Oil headed for a second weekly drop as demand concerns returned to the fore, snuffing out gains driven by Saudi Arabia’s unilateral pledge to cut production.
West Texas Intermediate fell to near $71 a barrel and is down about 1% this week. Optimism that Riyadh’s move to reduce output by at least 1 million barrels a day was fast replaced by a worsening outlook for consumption. Citigroup Inc. said the cuts won’t offset weak market fundamentals.
Reports in Middle Eastern media — including Israel’s Haaretz newspaper — that the US and Iran had made progress on nuclear talks that could lead to more supply from the Islamic Republic helped push crude down 1.7% on Thursday.
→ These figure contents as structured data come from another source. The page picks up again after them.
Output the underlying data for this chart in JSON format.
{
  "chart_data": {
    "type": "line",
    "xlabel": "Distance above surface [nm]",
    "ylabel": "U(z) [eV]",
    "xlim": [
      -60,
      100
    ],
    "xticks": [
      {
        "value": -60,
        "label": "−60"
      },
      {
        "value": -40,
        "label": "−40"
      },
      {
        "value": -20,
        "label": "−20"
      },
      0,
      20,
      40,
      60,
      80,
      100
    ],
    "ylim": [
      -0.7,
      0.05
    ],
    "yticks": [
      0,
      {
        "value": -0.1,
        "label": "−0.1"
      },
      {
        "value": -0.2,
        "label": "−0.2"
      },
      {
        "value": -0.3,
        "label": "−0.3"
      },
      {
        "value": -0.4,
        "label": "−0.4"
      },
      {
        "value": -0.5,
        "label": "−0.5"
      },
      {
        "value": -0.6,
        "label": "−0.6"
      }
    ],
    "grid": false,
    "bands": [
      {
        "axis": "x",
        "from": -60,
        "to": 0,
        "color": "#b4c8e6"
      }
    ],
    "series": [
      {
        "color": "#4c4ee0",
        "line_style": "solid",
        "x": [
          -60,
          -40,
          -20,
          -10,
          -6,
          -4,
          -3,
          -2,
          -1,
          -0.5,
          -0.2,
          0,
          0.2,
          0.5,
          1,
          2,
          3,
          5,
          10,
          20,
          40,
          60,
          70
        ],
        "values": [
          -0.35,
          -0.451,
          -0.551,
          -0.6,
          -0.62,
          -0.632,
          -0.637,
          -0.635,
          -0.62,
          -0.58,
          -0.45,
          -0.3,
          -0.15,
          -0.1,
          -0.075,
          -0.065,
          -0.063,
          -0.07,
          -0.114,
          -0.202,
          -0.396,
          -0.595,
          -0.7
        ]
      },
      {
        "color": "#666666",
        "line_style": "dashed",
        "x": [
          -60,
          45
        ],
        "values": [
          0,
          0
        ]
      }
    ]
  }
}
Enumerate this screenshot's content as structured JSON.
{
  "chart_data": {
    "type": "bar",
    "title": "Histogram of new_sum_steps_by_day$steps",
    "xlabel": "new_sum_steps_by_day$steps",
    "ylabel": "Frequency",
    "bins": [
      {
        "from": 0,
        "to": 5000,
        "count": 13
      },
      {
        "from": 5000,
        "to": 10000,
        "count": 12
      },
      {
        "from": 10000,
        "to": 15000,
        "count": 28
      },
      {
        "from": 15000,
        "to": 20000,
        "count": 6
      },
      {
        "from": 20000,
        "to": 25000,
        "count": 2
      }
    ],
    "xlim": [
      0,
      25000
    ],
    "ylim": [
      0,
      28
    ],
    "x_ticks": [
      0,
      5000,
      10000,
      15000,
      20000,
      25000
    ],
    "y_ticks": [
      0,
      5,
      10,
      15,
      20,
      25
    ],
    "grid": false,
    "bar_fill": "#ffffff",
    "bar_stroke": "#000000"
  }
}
However, US officials said reports of an interim deal are false.
The US oil benchmark has fallen around 15% from a peak in mid-April on signs that China’s recovery is stalling and the US will need to keep hiking interest rates to rein in inflation. Russia’s exports of crude have also been more resilient than anticipated, adding to supply.
“The fall in oil prices since the OPEC+ meeting likely reflects global growth fears and oil demand concerns,” said Vivek Dhar, director of mining and energy commodities research at Commonwealth Bank of Australia. Still, the Saudi cuts “are likely to tip oil markets into a shortfall later this year.”